§ 39. Mr. D. G. SOMERVILLE
asked the President of the Board of Education the average period of service which a school teacher has to serve to obtain a pension, assuming that he entered the teaching profession at the minimum age; what age would such a man be when he retired; and what would be the average pension he would obtain?
§ The PARLIAMENTARY SECRETARY to the BOARD of EDUCATION (Mr. Morgan Jones)
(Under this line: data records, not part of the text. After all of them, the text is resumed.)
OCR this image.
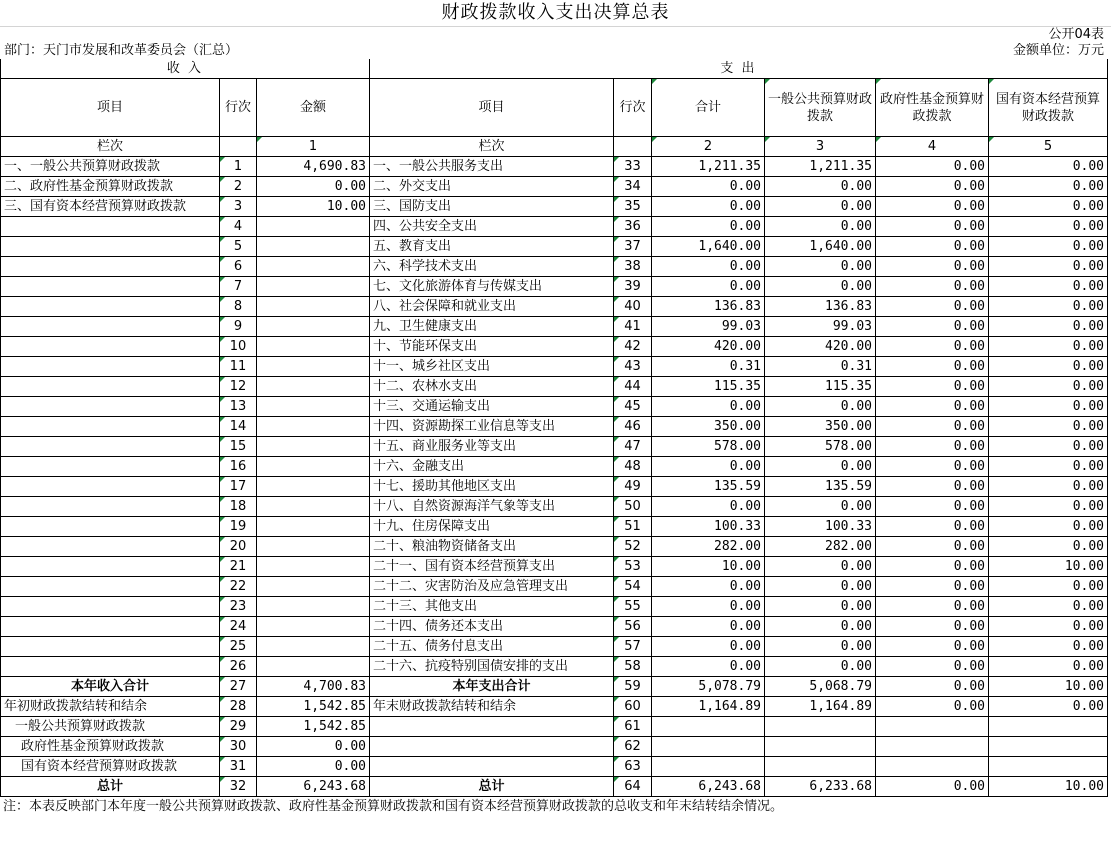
财政拨款收入支出决算总表
								公开04表
部门：天门市发展和改革委员会（汇总）								金额单位：万元
收 入			支 出					
项目	行次	金额	项目	行次	合计	一般公共预算财政拨款	政府性基金预算财政拨款	国有资本经营预算财政拨款
栏次		1	栏次		2	3	4	5
一、一般公共预算财政拨款	1	4,690.83	一、一般公共服务支出	33	1,211.35	1,211.35	0.00	0.00
二、政府性基金预算财政拨款	2	0.00	二、外交支出	34	0.00	0.00	0.00	0.00
三、国有资本经营预算财政拨款	3	10.00	三、国防支出	35	0.00	0.00	0.00	0.00
	4		四、公共安全支出	36	0.00	0.00	0.00	0.00
	5		五、教育支出	37	1,640.00	1,640.00	0.00	0.00
	6		六、科学技术支出	38	0.00	0.00	0.00	0.00
	7		七、文化旅游体育与传媒支出	39	0.00	0.00	0.00	0.00
	8		八、社会保障和就业支出	40	136.83	136.83	0.00	0.00
	9		九、卫生健康支出	41	99.03	99.03	0.00	0.00
	10		十、节能环保支出	42	420.00	420.00	0.00	0.00
	11		十一、城乡社区支出	43	0.31	0.31	0.00	0.00
	12		十二、农林水支出	44	115.35	115.35	0.00	0.00
	13		十三、交通运输支出	45	0.00	0.00	0.00	0.00
	14		十四、资源勘探工业信息等支出	46	350.00	350.00	0.00	0.00
	15		十五、商业服务业等支出	47	578.00	578.00	0.00	0.00
	16		十六、金融支出	48	0.00	0.00	0.00	0.00
	17		十七、援助其他地区支出	49	135.59	135.59	0.00	0.00
	18		十八、自然资源海洋气象等支出	50	0.00	0.00	0.00	0.00
	19		十九、住房保障支出	51	100.33	100.33	0.00	0.00
	20		二十、粮油物资储备支出	52	282.00	282.00	0.00	0.00
	21		二十一、国有资本经营预算支出	53	10.00	0.00	0.00	10.00
	22		二十二、灾害防治及应急管理支出	54	0.00	0.00	0.00	0.00
	23		二十三、其他支出	55	0.00	0.00	0.00	0.00
	24		二十四、债务还本支出	56	0.00	0.00	0.00	0.00
	25		二十五、债务付息支出	57	0.00	0.00	0.00	0.00
	26		二十六、抗疫特别国债安排的支出	58	0.00	0.00	0.00	0.00
本年收入合计	27	4,700.83	本年支出合计	59	5,078.79	5,068.79	0.00	10.00
年初财政拨款结转和结余	28	1,542.85	年末财政拨款结转和结余	60	1,164.89	1,164.89	0.00	0.00
一般公共预算财政拨款	29	1,542.85		61				
政府性基金预算财政拨款	30	0.00		62				
国有资本经营预算财政拨款	31	0.00		63				
总计	32	6,243.68	总计	64	6,243.68	6,233.68	0.00	10.00
注：本表反映部门本年度一般公共预算财政拨款、政府性基金预算财政拨款和国有资本经营预算财政拨款的总收支和年末结转结余情况。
Under the Teachers (Superannuation) Act, 1925, a teacher, in order to become eligible for a superannuation allowance on the ground of age, must normally have served for a minimum period of 30 years, and must have reached the age of 60. Teachers entering the profession at the minimum age, and serving continuously, would serve for a considerably longer period than 30 years before becoming eligible. The amount of the allowances depends not only on the period of service but also on 2264 the average salary for the last five years of service. Of the age pensions actually awarded during the year 1929–30, under the Teachers (Superannuation) Act, 1925, the average amount was £155 per annum, and, in addition, a lump sum.
§ Mr. McSHANE
Can the hon. Gentleman say whether privileges are still allowed to schoolmasters of over 65 years of age to continue to serve in the particular post in which they were serving when they reached 65 years of age?